Opponents of President Trump’s decision to draw down troops in Afghanistan to 2,500 by January have used a number of arguments to bolster their case. The most prominent ones have little basis in fact.
For instance, there is a high probability that the Taliban could give up on diplomacy with the Afghan government once Washington reduces its personnel (even this argument is a bit specious, since the intra-Afghan negotiations aren’t moving in a particularly positive direction anyway).
Yet, one of the most absurd arguments against withdrawal also happens to be one of the most popular: Leaving Afghanistan will set the table for the next Sept. 11 attack.
Some lawmakers have pushed this fallacy hard this week. Immediately after the Pentagon made its announcement, Republican Rep.
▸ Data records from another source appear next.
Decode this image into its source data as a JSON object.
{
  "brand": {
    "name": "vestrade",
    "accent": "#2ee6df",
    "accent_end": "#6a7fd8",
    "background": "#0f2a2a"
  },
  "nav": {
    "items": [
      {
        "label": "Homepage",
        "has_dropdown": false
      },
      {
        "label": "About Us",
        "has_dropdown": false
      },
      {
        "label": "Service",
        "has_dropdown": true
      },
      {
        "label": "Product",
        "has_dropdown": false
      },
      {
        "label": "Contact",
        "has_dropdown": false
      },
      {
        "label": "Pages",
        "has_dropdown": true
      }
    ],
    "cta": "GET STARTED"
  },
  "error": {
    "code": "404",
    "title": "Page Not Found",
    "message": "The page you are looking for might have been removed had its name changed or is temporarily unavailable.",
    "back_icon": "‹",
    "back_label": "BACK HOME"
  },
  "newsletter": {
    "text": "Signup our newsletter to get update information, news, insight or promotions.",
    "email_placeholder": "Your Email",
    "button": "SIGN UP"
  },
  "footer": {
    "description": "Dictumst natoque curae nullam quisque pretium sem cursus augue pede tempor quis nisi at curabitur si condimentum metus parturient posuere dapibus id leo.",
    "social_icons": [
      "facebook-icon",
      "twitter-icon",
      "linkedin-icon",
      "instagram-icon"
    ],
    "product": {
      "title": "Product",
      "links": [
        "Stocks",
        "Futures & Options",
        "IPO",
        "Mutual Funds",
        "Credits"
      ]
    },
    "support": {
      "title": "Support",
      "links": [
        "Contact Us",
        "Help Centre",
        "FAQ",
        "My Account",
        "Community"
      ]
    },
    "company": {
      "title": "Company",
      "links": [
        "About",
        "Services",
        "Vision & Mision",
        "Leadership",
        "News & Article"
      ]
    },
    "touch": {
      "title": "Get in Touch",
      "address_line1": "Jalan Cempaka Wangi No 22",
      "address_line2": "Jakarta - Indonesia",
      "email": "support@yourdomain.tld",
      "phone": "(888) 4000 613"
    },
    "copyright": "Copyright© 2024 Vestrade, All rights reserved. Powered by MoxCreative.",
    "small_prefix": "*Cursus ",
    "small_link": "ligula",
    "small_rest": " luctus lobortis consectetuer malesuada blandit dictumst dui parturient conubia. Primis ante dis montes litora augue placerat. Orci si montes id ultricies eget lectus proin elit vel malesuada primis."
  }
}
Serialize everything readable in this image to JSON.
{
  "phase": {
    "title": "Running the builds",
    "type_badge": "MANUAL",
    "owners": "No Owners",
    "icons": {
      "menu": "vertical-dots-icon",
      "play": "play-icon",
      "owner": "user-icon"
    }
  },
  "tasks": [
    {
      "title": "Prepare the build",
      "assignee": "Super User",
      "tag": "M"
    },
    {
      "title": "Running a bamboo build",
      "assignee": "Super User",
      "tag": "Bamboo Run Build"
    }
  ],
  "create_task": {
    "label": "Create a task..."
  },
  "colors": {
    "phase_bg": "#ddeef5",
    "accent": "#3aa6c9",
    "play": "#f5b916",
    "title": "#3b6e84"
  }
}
Liz Cheney of Wyoming said, “Cutting troop levels in Afghanistan to 2,500 puts at risk our efforts to prevent terrorists from establishing safe havens from which they could again attack the United States.”
Republican Sen. Lindsey Graham of South Carolina picked up on the same idea, calling the U.S. presence in Afghanistan “an insurance policy against another 9/11.” Democrats are sympathetic to this talking point as well. Sen. Jack Reed of Rhode Island, the ranking member of the Armed Services Committee, wrote that withdrawing “emboldens the Taliban, ISIS, and terrorist networks that remain intent on targeting Americans.”
The country has heard this line of argumentation seemingly a zillion times over the last two decades. It grows more obnoxious every time a discussion about reductions in U.S. troops is on the table. The problem is that this white noise completely discounts the strides that U.S. intelligence has made since Sept. 11, 2001, in detecting active terrorist plots and snuffing them out. It also wrongly assumes that a long-term counterterrorism presence on the ground is necessary to protect the homeland from terrorism.
For one, terrorist groups don’t need a territorial safe haven to plan attacks. Today, all terrorist groups need is a WiFi connection, an encrypted social media app to communicate with a prospective recruit, and the ability to persuade a deranged individual to do something violent.
Sometimes, simple propaganda does the trick. Plowing a car into a crowd of people or stabbing a civilian in a Paris church have replaced the big, synchronized attacks such as the one perpetrated by Osama bin Laden. A U.S. troop presence in Afghanistan, Syria, Iraq, or any other country would do nothing to combat these types of attacks. Indeed, in most cases, they are often even conjured up by individuals who are self-inspired.
Secondly, the U.S. has gotten far more proficient at locating and killing terrorists around the world. This is partly due to trial and error and partly due to miraculous strides in military technology, where drones can hover above a target for 24 straight hours before confirming the order. U.S. special operations forces have spent the last two decades mastering their craft. Surging into hostile terrain and eliminating a high-profile terrorist now comes second nature to the force. Think of what happened to Abu Bakr al Baghdadi last year, when a special operations team, an informant in al Baghdadi’s inner circle, and top-notch logistics allowed the U.S. to kill the most wanted terrorist on the planet.
Thirdly and finally, those frantically predicting another Sept. 11 attack seem to have the wrong perception that the U.S. is the only country on the face of the earth with a security interest in preventing transnational attacks. This, of course, is hardly the reality.
While Russia, China, the U.S., Iran, and Pakistan may disagree about how to address Afghanistan’s political problems, none of them want al Qaeda or the Islamic State running rampantly on Afghan soil. Each of them has fallen victim to terrorism, and thus, each country has an incentive to protect its people. Very often, that means intelligence sharing. Even adversaries cooperate on counterterrorism.
The arguments of those like Cheney and Graham are nothing but hysterics. It would be nice if journalists started challenging them for the facts.